Martin Babinec Discusses His Recent Op-Ed in the ‘New York Daily News’
Central New York activist, self-made businessman and former congressional candidate, Martin Babinec recently penned an op-ed in the "New York Daily News" entitled "We Pay But We Can't Play..." about the disenfranchisement of independent voters in the election process in New York. Babinec's op-ed points fingers to a system that he believes is broken.
"There's no doubt, anyone who steps up to the plate and provides public service...(does) so at the risk of taking public shots," Babinec said in a WIBX interview.
"It is really sad when we see how high the stakes are...yet, when we look at turnout in this primary it is completely disappointing."

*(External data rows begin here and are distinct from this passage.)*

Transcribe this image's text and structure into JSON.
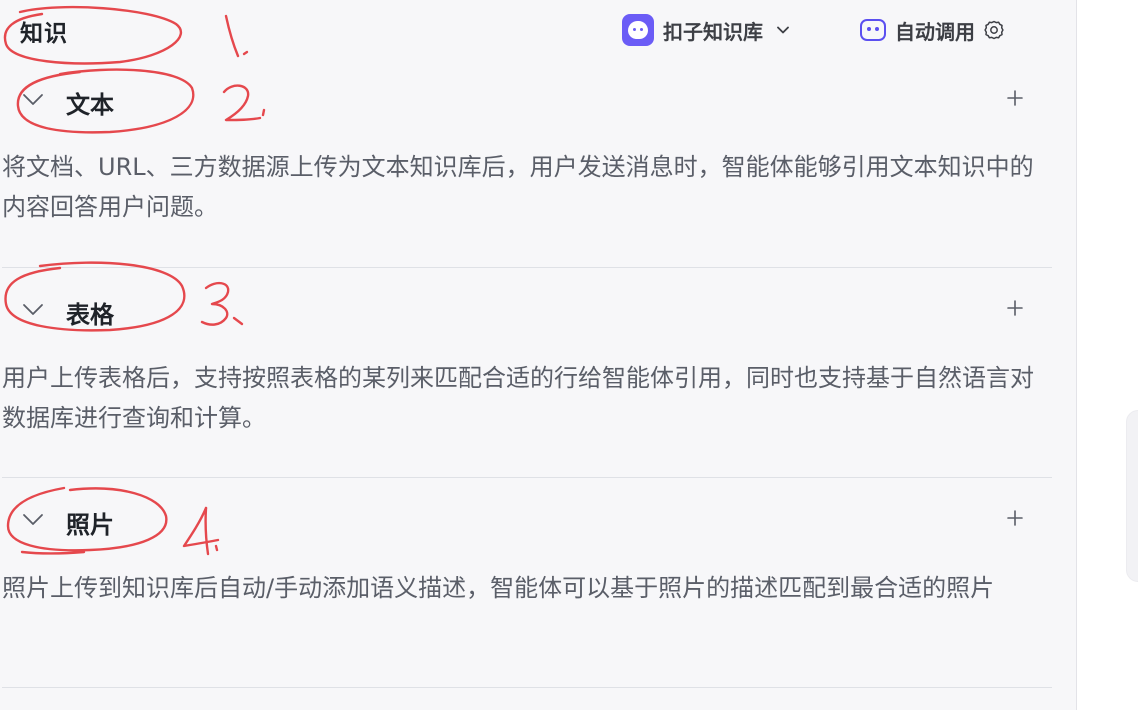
{
  "header": {
    "section_title": "知识",
    "kb_source_label": "扣子知识库",
    "auto_call_label": "自动调用"
  },
  "sections": [
    {
      "label": "文本",
      "description": "将文档、URL、三方数据源上传为文本知识库后，用户发送消息时，智能体能够引用文本知识中的内容回答用户问题。"
    },
    {
      "label": "表格",
      "description": "用户上传表格后，支持按照表格的某列来匹配合适的行给智能体引用，同时也支持基于自然语言对数据库进行查询和计算。"
    },
    {
      "label": "照片",
      "description": "照片上传到知识库后自动/手动添加语义描述，智能体可以基于照片的描述匹配到最合适的照片"
    }
  ],
  "colors": {
    "annotation": "#e5484d",
    "accent": "#5b4ff0"
  },
  "icons": {
    "kb_logo": "coze-mascot-icon",
    "auto_call": "robot-icon",
    "settings": "gear-icon",
    "collapse": "chevron-down-icon",
    "add": "plus-icon"
  }
}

Babinec says that in the last set of primaries 13% of Democrats voted and 16% of Republicans voted.
Independent voters - 3.5 billion voters - is the fastest-growing voting bloc in the state - were not able to vote.
Babinec looked at this year's rejection of partisan redrawn lines and an ultimate small turnout as a debacle which he says is "putting things on a path which consolidate party interests," pushing forces to the extremes. "Both parties fall into this trap...The majority of the voters seem to be in the center," and ultimately unrepresented.
Babinec, the founder of UniteNY, lost a bid for NY-22 in 2016.
"I've taken my lumps as part of my efforts in 2016...I know what it's like to be in the trenches," he said. "We have to celebrate those who are out there doing the right thing...it's not about the money."
Among the reforms Babinec proposes to shift power from party leadership to public:
- open primaries
- voter initiative process (voters could put something on the ballot without going through the Legislature)
- increasing absentee ballots (vote at home)
- term limits
He asserts that this would get voters more involved in not only the primaries but the general election.
Currently in Little Falls Babinec is working with the Little Falls School District but, he says, the majority of his time and energy is spent on working toward government reform.
Taking a call critical of open primaries, Babinec says that rank choice voting would also help eliminate some of the disparities and end up with more people going to the polls.